What the White House Isn't Getting About Sexual Assault

In an effort to stop blaming women for sexual assault the White House has shifted the conversation to focus on men: you need to look out for your wives, girlfriends, and daughters. In the PSA featuring celebrities from Steve Carell to Benecio Del Toro, and even Joe Biden and Barack Obama, the message that it's men's responsibility to prevent, report, and support the victims of sexual assault comes through in a chorus of deep, manly, and almost scolding sound bites.

Although the White House tackling sexual assault is a victory for advocates for sexual assault survivors and prevention, the way the task force is framing this issue is fundamentally flawed. This PSA, while an honorable effort, promotes an extremely patriarchal view of women -- a view that fundamentally goes against what research says is necessary to stop sexual assault.

Both the UN and the CDC have published reports showing that in cultures with greater gender inequality and adherence to gender norms, women are at a greater risk for sexual violence. Research shows that in societies that emphasize male honor and physical strength, rape is more common. So this framing of sexual assault -- that women are these delicate muffins who need to be protected by men, who are stronger and have more power -- is actually promoting the very cultural norm that creates the environment for sexual assaults to happen in the first place.

Says Gina Scaramella, LICSW, the Executive Director of Boston Area Rape Crisis Center, "The conversation about prevention and response should be framed as a civil and human rights conversation. Everyone should be encouraged to prevent sexual violence and all people should not hurt all people -- not because you're a man but because you're a human and care about other people. It's not just about men not hurting women, it's about saying violence isn't okay period. Saying that women are a special class in need of protection by men only ignores male and transgender survivors and underlines the dynamic we are working to dismantle. We need to create a culture that sees all people as having intrinsic values as humans... not one that says the exploitation of only certain groups is not okay, and only certain other groups are responsible for not being violent."

The Boston Area Rape Crisis Center (BARCC), that Scaramella has directed for 11 years, is the second oldest in the country -- it's been around since 1973. They've developed curriculums that are downloaded daily and used around the country. They present nationally on a range of topics from how to create safer public transportation to day care centers to bars. Someone from BARCC goes to the hospital with a sexual assault victim at least once a day, and works with the survivor, their family, and their school on an on going basis. "We really see what things work and don't work," says Scaramella.

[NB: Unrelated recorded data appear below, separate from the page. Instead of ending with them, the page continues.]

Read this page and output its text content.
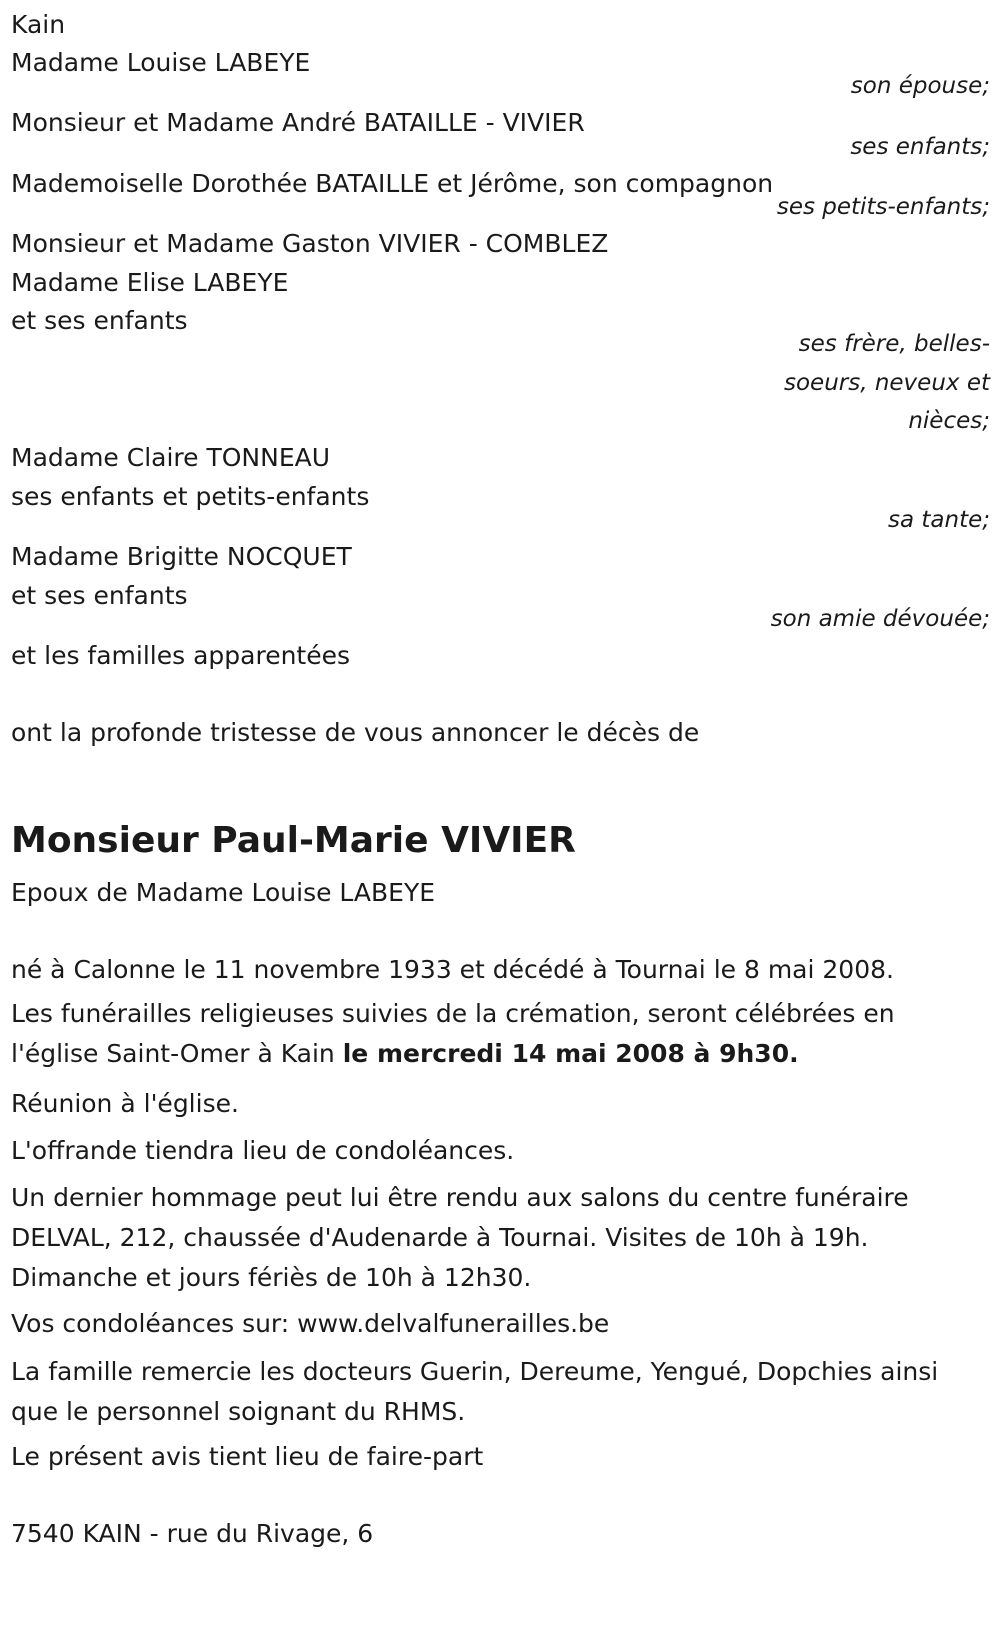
Kain
Madame Louise LABEYE
son épouse;
Monsieur et Madame André BATAILLE - VIVIER
ses enfants;
Mademoiselle Dorothée BATAILLE et Jérôme, son compagnon
ses petits-enfants;
Monsieur et Madame Gaston VIVIER - COMBLEZ
Madame Elise LABEYE
et ses enfants
ses frère, belles-
soeurs, neveux et
nièces;
Madame Claire TONNEAU
ses enfants et petits-enfants
sa tante;
Madame Brigitte NOCQUET
et ses enfants
son amie dévouée;
et les familles apparentées
ont la profonde tristesse de vous annoncer le décès de
Monsieur Paul-Marie VIVIER
Epoux de Madame Louise LABEYE
né à Calonne le 11 novembre 1933 et décédé à Tournai le 8 mai 2008.
Les funérailles religieuses suivies de la crémation, seront célébrées en l'église Saint-Omer à Kain le mercredi 14 mai 2008 à 9h30.
Réunion à l'église.
L'offrande tiendra lieu de condoléances.
Un dernier hommage peut lui être rendu aux salons du centre funéraire DELVAL, 212, chaussée d'Audenarde à Tournai. Visites de 10h à 19h. Dimanche et jours fériès de 10h à 12h30.
Vos condoléances sur: www.delvalfunerailles.be
La famille remercie les docteurs Guerin, Dereume, Yengué, Dopchies ainsi que le personnel soignant du RHMS.
Le présent avis tient lieu de faire-part
7540 KAIN - rue du Rivage, 6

And yet, in the White House Task Force Report, rape crisis centers like BARCC are only mentioned as places for service rather than places with experienced staff who could help create informed policy. The assumption is that people with law degrees or Ph.D's are not on staff (which is not true), and that the knowledge gained through practice isn't as valuable that gained through earning a three to five year degree.

This elitism carries over to many college campuses. Says Stephanie DeCandia, Esq, BARCC's director of Client services and Advocacy, "The advocates working day-to-day with survivors on campuses are seen as very ground level. Often they're not invited to actually participate in higher-level campus discussions about policy. It's the people with the PhDs in clinical psychology who inform the policies, rather than the counselor who talked to 200 victims that year."

And thus, policies and PSA's are created that -- despite the noblest of intentions -- promote the very culture that is a contributing factor to the widespread problem of sexual assault on college campuses and everywhere else.

"There is a lot of policy structured around the engagement of men meant to bring good men out and make 'good men gooder,'" says Scaramella. "It's not that that's a terrible strategy and I'm not saying there's no room for that at all. That should absolutely be a tactic. But to have the whole goal and strategy painted from that patriarchal framework feels like a problematic reinforcing of tired old stereotypes painting men with valor and women with neediness...that makes our work on the ground that much harder."

If the federal government wants to prevent sexual violence, perhaps consulting those with day-to-day experience helping survivors is a good place to start.